“What is required to determine when a debt is uncollectible?.”
Claiming an allowable business investment loss (“ABIL”) is an area that the CRA reviews very carefully. ABIL’s are capital losses that can be treated as non-capital losses and applied against all sources of income. The loss can be claimed pursuant to subsection 50(1) if a loan is uncollectible.
The CRA often takes the position that the debtor must do a number of things to try and collect the debt before he/she is able to claim the ABIL. The case of Netolitzky (2006 TCC 172) deals with these issues. The taxpayer had lent over $7M to his wife’s decorating business.

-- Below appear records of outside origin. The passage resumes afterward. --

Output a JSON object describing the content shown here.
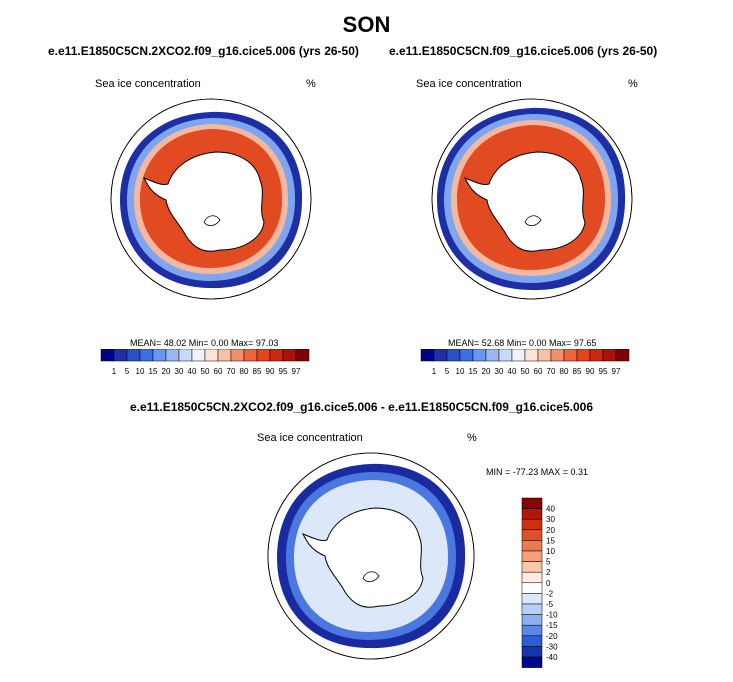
{
  "title": "SON",
  "panels": [
    {
      "case_title": "e.e11.E1850C5CN.2XCO2.f09_g16.cice5.006 (yrs 26-50)",
      "variable": "Sea ice concentration",
      "units": "%",
      "stats": "MEAN=  48.02  Min=   0.00  Max=  97.03"
    },
    {
      "case_title": "e.e11.E1850C5CN.f09_g16.cice5.006 (yrs 26-50)",
      "variable": "Sea ice concentration",
      "units": "%",
      "stats": "MEAN=  52.68  Min=   0.00  Max=  97.65"
    }
  ],
  "colorbar_labels": [
    "1",
    "5",
    "10",
    "15",
    "20",
    "30",
    "40",
    "50",
    "60",
    "70",
    "80",
    "85",
    "90",
    "95",
    "97"
  ],
  "colorbar_colors": [
    "#00008b",
    "#1a2fa8",
    "#2b50c8",
    "#3d6fe0",
    "#6a95ee",
    "#9ab9f4",
    "#c8dcfa",
    "#eef4fc",
    "#fde4d4",
    "#f9c0a2",
    "#f3906c",
    "#ec6440",
    "#e44420",
    "#c82a10",
    "#a8140a",
    "#800000"
  ],
  "diff_panel": {
    "title": "e.e11.E1850C5CN.2XCO2.f09_g16.cice5.006 - e.e11.E1850C5CN.f09_g16.cice5.006",
    "variable": "Sea ice concentration",
    "units": "%",
    "minmax": "MIN = -77.23 MAX =   0.31",
    "colorbar_labels": [
      "40",
      "30",
      "20",
      "15",
      "10",
      "5",
      "2",
      "0",
      "-2",
      "-5",
      "-10",
      "-15",
      "-20",
      "-30",
      "-40"
    ],
    "colorbar_colors": [
      "#8b0000",
      "#b01808",
      "#cc3010",
      "#e05028",
      "#ec7a50",
      "#f4a07c",
      "#f9c8aa",
      "#fdebe0",
      "#ffffff",
      "#dce8fa",
      "#b8d0f6",
      "#8cb0f0",
      "#5a86e6",
      "#2e5cd4",
      "#1636b0",
      "#00088a"
    ]
  }
}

The CRA disallowed the ABIL on the basis that the taxpayer could have done more to collect the debt and to turn the business around, and that he should have obtained independent advice on the value of the inventory and of the business itself. The CRA also took the position that, because of the spouse’s involvement, the taxpayer’s decision was influenced by personal, rather than purely business, considerations.
In making the determination as to whether the loan was collectible, the taxpayer consulted one of his professional associates who agreed with the taxpayer that there was no realistic chance of him being repaid his loans. The CRA felt that a taxpayer should have received an independent assessment of the amount of the loss and the company’s potential resale value. The Judge was very clear that this was “an unwarranted expansion of the duty imposed on the taxpayer” under paragraph 50(1)(a) of the Income Tax Act. The Judge quoted from a previous case that it is “the creditor personally” who must consider the facts leading to a bad debt determination and not an outside advisor.
As to the CRA’s contention that the taxpayer should have done more to collect the debt, the Tax Court Judge quoted a Federal Court of Appeal case that said it was not “necessary for a creditor to exert all possible recourses of collection. All that is required is an honest and reasonable assessment.” In that same case, the Judge made it clear that “there is no obligation on the taxpayer to try and think of every conceivable proactive step and show that none will be productive. It is sufficient that the taxpayer provides evidence as to the condition of the debtor and its ability of the relevant time to repay the loan in whole or in part.”
The CRA’s last argument that the taxpayer had been overly influenced by his wife’s involvement of the business, the Judge stated that a non-arm’s length relationship alone cannot lead to a finding that the creditor did not honestly and reasonably determine the debt to be bad. It was clear in this case that the financial situation of the corporation would not allow the company to repay any of the debt and therefore the loan was a bad debt and eligible for an ABIL.
This is another case that makes it clear that the CRA sometimes interprets the law in a way inconsistent with that of the courts. A careful review of the court’s decisions is important in determining whether the CRA’s basis for its decisions is consistent with the courts. The taxpayer must make an objective decision as to whether the loan is collectible. As well, the taxpayer does not have to complete every conceivable step to collect the funds.